Condenemos los crímenes de la dictadura, exijamos justicia plena y verdad, pero no idealicemos a la UP. El llanterío ininterrumpido de la izquierda en el exilio y el país, y la rasgadura de vestiduras de quienes hoy se proclaman admiradores de Allende, aunque ayer lo hostigaron y abandonaron, sólo han servido para que la izquierda eluda responsabilidades y quede sin capacidad para explicar el porqué 30 años después del establecimiento de un régimen siniestro, un líder de centroderecha, que en su juventud se identificó con el gobierno militar, sea hoy el político más popular de Chile y probablemente el próximo mandatario.

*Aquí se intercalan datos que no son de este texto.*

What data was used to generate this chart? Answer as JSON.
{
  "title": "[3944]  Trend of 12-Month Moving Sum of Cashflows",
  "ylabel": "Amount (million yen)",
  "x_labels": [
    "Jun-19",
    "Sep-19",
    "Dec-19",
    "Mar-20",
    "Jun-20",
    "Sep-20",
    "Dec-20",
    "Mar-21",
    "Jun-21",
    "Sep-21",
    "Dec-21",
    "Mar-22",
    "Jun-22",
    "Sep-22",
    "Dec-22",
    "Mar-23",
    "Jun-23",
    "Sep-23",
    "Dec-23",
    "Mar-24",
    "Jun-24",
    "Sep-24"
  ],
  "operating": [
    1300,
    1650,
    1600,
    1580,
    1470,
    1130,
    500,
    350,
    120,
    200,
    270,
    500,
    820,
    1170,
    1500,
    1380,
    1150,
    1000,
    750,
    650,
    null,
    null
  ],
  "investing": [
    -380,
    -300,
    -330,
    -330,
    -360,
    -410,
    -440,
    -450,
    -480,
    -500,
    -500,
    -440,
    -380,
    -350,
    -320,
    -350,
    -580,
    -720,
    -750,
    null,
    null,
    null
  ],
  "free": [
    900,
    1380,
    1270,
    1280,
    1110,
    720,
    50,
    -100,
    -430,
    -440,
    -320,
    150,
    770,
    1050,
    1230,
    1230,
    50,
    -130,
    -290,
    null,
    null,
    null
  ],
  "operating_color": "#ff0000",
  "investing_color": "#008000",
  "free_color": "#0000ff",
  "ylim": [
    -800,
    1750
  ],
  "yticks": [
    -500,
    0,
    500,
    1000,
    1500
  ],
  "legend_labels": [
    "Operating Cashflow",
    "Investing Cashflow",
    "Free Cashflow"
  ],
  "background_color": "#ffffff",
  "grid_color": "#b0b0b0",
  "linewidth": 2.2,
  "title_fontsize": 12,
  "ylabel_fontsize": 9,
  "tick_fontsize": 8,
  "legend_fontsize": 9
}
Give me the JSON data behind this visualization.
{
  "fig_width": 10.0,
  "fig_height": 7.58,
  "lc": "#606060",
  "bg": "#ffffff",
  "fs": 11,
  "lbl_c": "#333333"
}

Al final de todo queda lo siguiente: un Presidente que se inmoló en La Moneda y se negó a seguir a los presidentes depuestos de América Latina en su fuga a paraísos fiscales para disfrutar de la fortuna robada al Estado, miles de compatriotas torturados o asesinados; un exilio masivo; una dirigencia izquierdista que, como ave Fénix, se reinstala en el poder, unos como políticos renovados, otros como asesores internacionales, algunos como fervorosos lobbystas de los mismos intereses que hace 30 años intentaron expropiar sin éxito, y una historia trágica y contradictoria que ha servido también para que muchos podamos vivir de sus lecciones, reflexión y relato. Pero también queda un país que busca realizar sus sueños a través de una paciente y a veces exasperantemente lenta profundización de la democracia. Sí, a Allende lo matamos todos, pero por fortuna perdura su ejemplo de honestidad, consecuencia e idealismo social. Sin Salvador Allende, Chile sería hoy menos digno.